Thursday, 14 February 2013

Guards! Guards!

Guards! Guards!

Terry Pratchett

"This is where the dragons went. They lie...not dead, not asleep, but...dormant. And although the space they occupy isn't like normal space, nevertheless they are packed in tightly. They could put you in mind of a can of sardines, if you thought sardines were huge and scaly. And presumably, somewhere, there's a key...

Guards! Guards! is the eighth Discworld novel - and after this, dragons will never be the same again!"

Guards! Guards! returns us to the regular discworld setting of Ankh-Morpork after the relocation of the previous book to more Egyptian settings.
It’s the first book  of the series to feature the City Watch, the less than reliable Ankh-Morpork police force led by new character Captain Vimes.
Vimes is an odd inclusion in the series in that he’s not too humorous, certainly there are jokes surrounding him but he’s a far less comedic character than the witches or Rincewind from previous instalments,

Perhaps it is because of this that the novel falls a little flat. In my journey through the series this has been my least favourite instalment so far, while still a very funny book I didn’t find myself laughing out loud like I had with the other books. All in all there’s a feeling that you’ve read all of this before, likethis is just a longer version of the other books with the names replaced, it just feels stale.

There are also a few problems with the structure of the book, for the first third of the book Vimes isn’t our main character, instead it is Carrot, a boy raised by dwarves in the mountains who is sent down to Ankh to join the watch by his father.
Carrot is a more expected lead for a discworld book, his childlike naivety juxtaposing his massive strength. He is presented as the only member of the watch to be doing a good job (actually going so far as to….*gasp* arrest criminals)
After he joins the watch and is introduced to Vimes he is slowly eased out of the novel. This happens far too late in the novel and it takes too much time for the readers to warm to Vimes while figuring out that Carrot is no longer the lead.

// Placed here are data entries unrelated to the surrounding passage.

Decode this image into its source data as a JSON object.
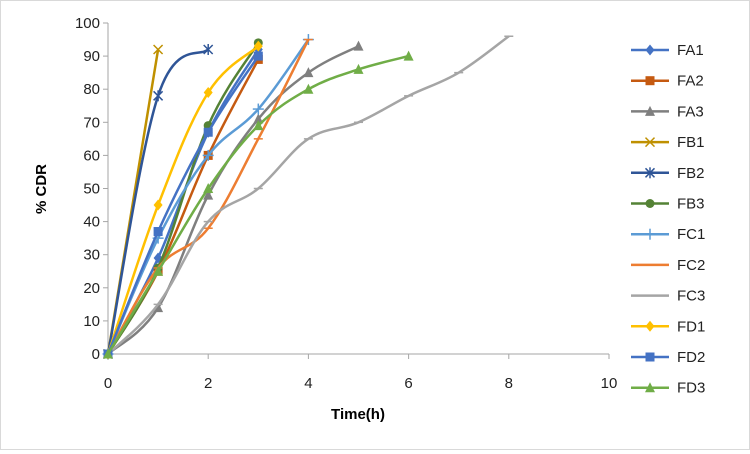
{
  "chart_data": {
    "type": "line",
    "title": "",
    "xlabel": "Time(h)",
    "ylabel": "% CDR",
    "xlim": [
      0,
      10
    ],
    "ylim": [
      0,
      100
    ],
    "xticks": [
      0,
      2,
      4,
      6,
      8,
      10
    ],
    "yticks": [
      0,
      10,
      20,
      30,
      40,
      50,
      60,
      70,
      80,
      90,
      100
    ],
    "grid": false,
    "legend_position": "right",
    "series": [
      {
        "name": "FA1",
        "color": "#4472c4",
        "marker": "diamond",
        "x": [
          0,
          1,
          2,
          3
        ],
        "y": [
          0,
          29,
          67,
          92
        ]
      },
      {
        "name": "FA2",
        "color": "#c55a11",
        "marker": "square",
        "x": [
          0,
          1,
          2,
          3
        ],
        "y": [
          0,
          25,
          60,
          89
        ]
      },
      {
        "name": "FA3",
        "color": "#7f7f7f",
        "marker": "triangle",
        "x": [
          0,
          1,
          2,
          3,
          4,
          5
        ],
        "y": [
          0,
          14,
          48,
          71,
          85,
          93
        ]
      },
      {
        "name": "FB1",
        "color": "#bf9000",
        "marker": "x",
        "x": [
          0,
          1
        ],
        "y": [
          0,
          92
        ]
      },
      {
        "name": "FB2",
        "color": "#2f5597",
        "marker": "star",
        "x": [
          0,
          1,
          2
        ],
        "y": [
          0,
          78,
          92
        ]
      },
      {
        "name": "FB3",
        "color": "#548235",
        "marker": "circle",
        "x": [
          0,
          1,
          2,
          3
        ],
        "y": [
          0,
          26,
          69,
          94
        ]
      },
      {
        "name": "FC1",
        "color": "#5b9bd5",
        "marker": "plus",
        "x": [
          0,
          1,
          2,
          3,
          4
        ],
        "y": [
          0,
          35,
          60,
          74,
          95
        ]
      },
      {
        "name": "FC2",
        "color": "#ed7d31",
        "marker": "dash",
        "x": [
          0,
          1,
          2,
          3,
          4
        ],
        "y": [
          0,
          26,
          38,
          65,
          95
        ]
      },
      {
        "name": "FC3",
        "color": "#a5a5a5",
        "marker": "dash",
        "x": [
          0,
          1,
          2,
          3,
          4,
          5,
          6,
          7,
          8
        ],
        "y": [
          0,
          15,
          40,
          50,
          65,
          70,
          78,
          85,
          96
        ]
      },
      {
        "name": "FD1",
        "color": "#ffc000",
        "marker": "diamond",
        "x": [
          0,
          1,
          2,
          3
        ],
        "y": [
          0,
          45,
          79,
          93
        ]
      },
      {
        "name": "FD2",
        "color": "#4472c4",
        "marker": "square",
        "x": [
          0,
          1,
          2,
          3
        ],
        "y": [
          0,
          37,
          67,
          90
        ]
      },
      {
        "name": "FD3",
        "color": "#70ad47",
        "marker": "triangle",
        "x": [
          0,
          1,
          2,
          3,
          4,
          5,
          6
        ],
        "y": [
          0,
          25,
          50,
          69,
          80,
          86,
          90
        ]
      }
    ]
  }
}
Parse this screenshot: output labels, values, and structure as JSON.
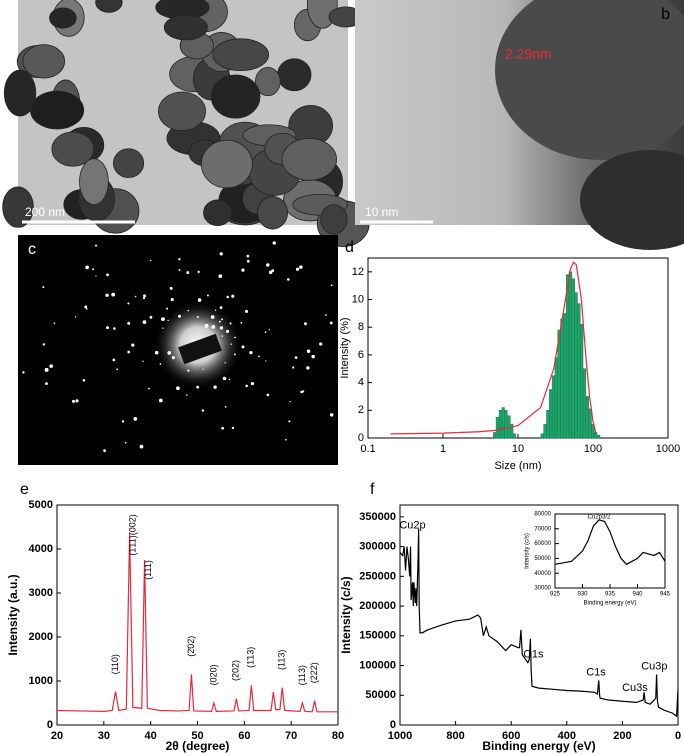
{
  "images": [
    {
      "scale_bar": "200 nm"
    },
    {
      "label": "b",
      "scale_bar": "10 nm",
      "annotation": "2.29nm"
    },
    {
      "label": "c"
    }
  ],
  "chart_data": [
    {
      "type": "histogram",
      "label": "d",
      "xlabel": "Size (nm)",
      "ylabel": "Intensity (%)",
      "xscale": "log",
      "xlim": [
        0.1,
        1000
      ],
      "xticks": [
        0.1,
        1,
        10,
        100,
        1000
      ],
      "ylim": [
        0,
        13
      ],
      "yticks": [
        0,
        2,
        4,
        6,
        8,
        10,
        12
      ],
      "color": "#1fa46b",
      "bins": [
        4.7,
        5.1,
        5.6,
        6.1,
        6.6,
        7.2,
        7.9,
        8.6,
        9.3,
        10.2,
        11.1,
        12.1,
        13.2,
        14.3,
        15.6,
        17.0,
        18.6,
        20.2,
        22.0,
        24.0,
        26.2,
        28.5,
        31.1,
        33.9,
        37.0,
        40.3,
        43.9,
        47.9,
        52.2,
        56.9,
        62.0,
        67.6,
        73.6,
        80.3,
        87.5,
        95.4,
        104,
        113,
        124
      ],
      "values": [
        0.4,
        1.5,
        2.0,
        2.2,
        2.0,
        1.6,
        1.0,
        0.3,
        0,
        0,
        0,
        0,
        0,
        0,
        0,
        0,
        0,
        0.3,
        1.0,
        2.0,
        3.5,
        4.5,
        5.8,
        7.8,
        8.6,
        9.0,
        11.8,
        12.0,
        11.5,
        10.5,
        9.7,
        8.2,
        5.0,
        3.0,
        2.1,
        1.0,
        0.4,
        0.2
      ],
      "fit": {
        "color": "#e8283c",
        "x": [
          0.2,
          1,
          3,
          5,
          10,
          20,
          30,
          40,
          50,
          55,
          60,
          70,
          80,
          90,
          100,
          110
        ],
        "y": [
          0.3,
          0.35,
          0.45,
          0.55,
          0.9,
          2.2,
          5,
          9,
          12.2,
          12.7,
          12.5,
          10,
          6,
          3,
          1.2,
          0.3
        ]
      }
    },
    {
      "type": "line",
      "label": "e",
      "xlabel": "2θ (degree)",
      "ylabel": "Intensity (a.u.)",
      "xlim": [
        20,
        80
      ],
      "xticks": [
        20,
        30,
        40,
        50,
        60,
        70,
        80
      ],
      "ylim": [
        0,
        5000
      ],
      "yticks": [
        0,
        1000,
        2000,
        3000,
        4000,
        5000
      ],
      "color": "#e8283c",
      "x": [
        20,
        25,
        30,
        31.8,
        32.5,
        33.2,
        34.8,
        35.5,
        36.2,
        38.1,
        38.7,
        39.3,
        42,
        46,
        48.2,
        48.7,
        49.2,
        53,
        53.5,
        54,
        57.8,
        58.3,
        58.8,
        61,
        61.5,
        62,
        65.7,
        66.2,
        66.7,
        67.6,
        68.1,
        68.6,
        71.9,
        72.4,
        72.9,
        74.5,
        75,
        75.5,
        80
      ],
      "values": [
        330,
        320,
        310,
        330,
        760,
        330,
        360,
        4350,
        400,
        380,
        3750,
        380,
        330,
        320,
        330,
        1150,
        320,
        310,
        500,
        310,
        320,
        600,
        320,
        330,
        900,
        330,
        330,
        750,
        350,
        350,
        850,
        330,
        310,
        500,
        310,
        300,
        550,
        300,
        300
      ],
      "annotations": [
        {
          "text": "(110)",
          "x": 32.5,
          "y": 1150
        },
        {
          "text": "(1̄11)(002)",
          "x": 36.3,
          "y": 3850
        },
        {
          "text": "(111)",
          "x": 39.6,
          "y": 3300
        },
        {
          "text": "(2̄02)",
          "x": 48.7,
          "y": 1550
        },
        {
          "text": "(020)",
          "x": 53.5,
          "y": 900
        },
        {
          "text": "(202)",
          "x": 58.3,
          "y": 1000
        },
        {
          "text": "(1̄13)",
          "x": 61.5,
          "y": 1300
        },
        {
          "text": "(113)",
          "x": 68.1,
          "y": 1250
        },
        {
          "text": "(113)",
          "x": 72.4,
          "y": 900
        },
        {
          "text": "(222)",
          "x": 75,
          "y": 950
        }
      ]
    },
    {
      "type": "line",
      "label": "f",
      "xlabel": "Binding energy (eV)",
      "ylabel": "Intensity (c/s)",
      "xlim": [
        1000,
        0
      ],
      "xticks": [
        1000,
        800,
        600,
        400,
        200,
        0
      ],
      "ylim": [
        0,
        370000
      ],
      "yticks": [
        0,
        50000,
        100000,
        150000,
        200000,
        250000,
        300000,
        350000
      ],
      "color": "#000000",
      "x": [
        1000,
        990,
        985,
        980,
        975,
        970,
        965,
        962,
        960,
        955,
        952,
        950,
        945,
        943,
        940,
        935,
        933,
        931,
        928,
        920,
        900,
        850,
        800,
        750,
        720,
        710,
        700,
        690,
        680,
        650,
        620,
        600,
        575,
        570,
        565,
        560,
        540,
        535,
        531,
        528,
        525,
        500,
        450,
        400,
        350,
        300,
        290,
        285,
        282,
        280,
        250,
        200,
        150,
        125,
        122,
        118,
        100,
        80,
        77,
        74,
        70,
        50,
        20,
        5,
        0
      ],
      "values": [
        290000,
        285000,
        300000,
        260000,
        300000,
        280000,
        250000,
        300000,
        210000,
        240000,
        200000,
        240000,
        205000,
        230000,
        200000,
        280000,
        330000,
        200000,
        155000,
        155000,
        160000,
        168000,
        175000,
        178000,
        185000,
        180000,
        150000,
        165000,
        150000,
        140000,
        125000,
        135000,
        130000,
        130000,
        160000,
        118000,
        105000,
        110000,
        145000,
        90000,
        65000,
        62000,
        60000,
        58000,
        57000,
        55000,
        52000,
        75000,
        50000,
        45000,
        42000,
        40000,
        38000,
        42000,
        55000,
        38000,
        35000,
        45000,
        85000,
        40000,
        30000,
        25000,
        20000,
        15000,
        60000
      ],
      "annotations": [
        {
          "text": "Cu2p",
          "x": 955,
          "y": 335000
        },
        {
          "text": "O1s",
          "x": 520,
          "y": 118000
        },
        {
          "text": "C1s",
          "x": 295,
          "y": 88000
        },
        {
          "text": "Cu3s",
          "x": 155,
          "y": 62000
        },
        {
          "text": "Cu3p",
          "x": 85,
          "y": 98000
        }
      ],
      "inset": {
        "xlabel": "Binding energy (eV)",
        "ylabel": "Intensity (c/s)",
        "xlim": [
          925,
          945
        ],
        "xticks": [
          925,
          930,
          935,
          940,
          945
        ],
        "ylim": [
          30000,
          80000
        ],
        "yticks": [
          30000,
          40000,
          50000,
          60000,
          70000,
          80000
        ],
        "color": "#000000",
        "x": [
          925,
          928,
          930,
          931,
          932,
          933,
          934,
          935,
          936,
          937,
          938,
          940,
          941,
          942,
          943,
          944,
          945
        ],
        "values": [
          46000,
          48000,
          55000,
          62000,
          72000,
          76000,
          75000,
          68000,
          58000,
          50000,
          46000,
          50000,
          54000,
          53000,
          52000,
          54000,
          48000
        ],
        "annotations": [
          {
            "text": "Cu2p3/2",
            "x": 933,
            "y": 78000
          }
        ]
      }
    }
  ]
}
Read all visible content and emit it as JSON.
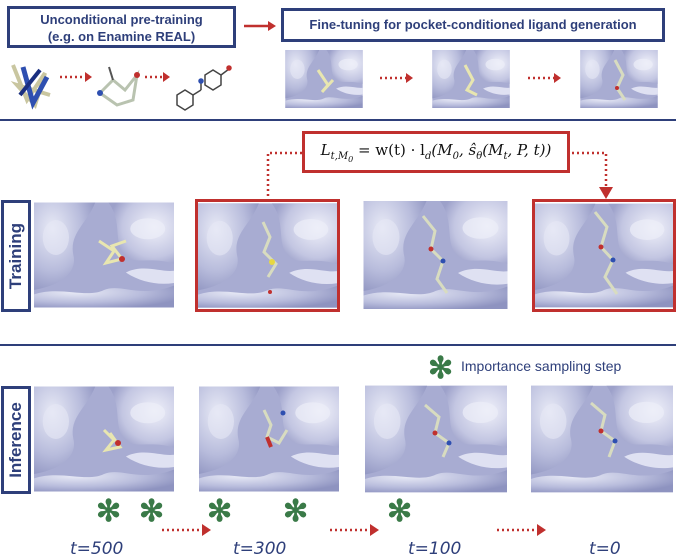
{
  "top": {
    "pretraining_line1": "Unconditional pre-training",
    "pretraining_line2": "(e.g. on Enamine REAL)",
    "finetuning": "Fine-tuning for pocket-conditioned ligand generation"
  },
  "sections": {
    "training": "Training",
    "inference": "Inference"
  },
  "formula": "L",
  "formula_parts": {
    "lhs": "L",
    "lhs_sub": "t,M",
    "lhs_sub2": "0",
    "rhs": " = w(t) · l",
    "d": "d",
    "args": "(M",
    "m0": "0",
    "comma": ", ŝ",
    "theta": "θ",
    "rest": "(M",
    "mt": "t",
    "end": ", P, t))"
  },
  "legend": {
    "importance_label": "Importance sampling step"
  },
  "timesteps": [
    "t=500",
    "t=300",
    "t=100",
    "t=0"
  ],
  "colors": {
    "navy": "#2e3f7a",
    "red": "#c0302e",
    "green": "#3a7a48",
    "surface": "#c5c8e2"
  }
}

The novel is also too long, not by much but it could certainly stand a trim. Terry Pratchett manages to write comedy novels that remain funny and fresh while also maintaining the length of a regular novel. Comedy novels usually only work in short bursts if they work at all, this ability to write them full length is a real skill of Pratchett’s but even he struggles here.
There’s just a little too much padding and I found myself struggling to make my way through at times, almost to the point that I simply gave up.

It’s still a very entertaining novel and I’d recommend it. You’ll still have a chuckle or two to yourself but it’s simply not as good the previous seven books in the series.
Give it a read if you get the chance but I wouldn’t use it as your introduction to the series.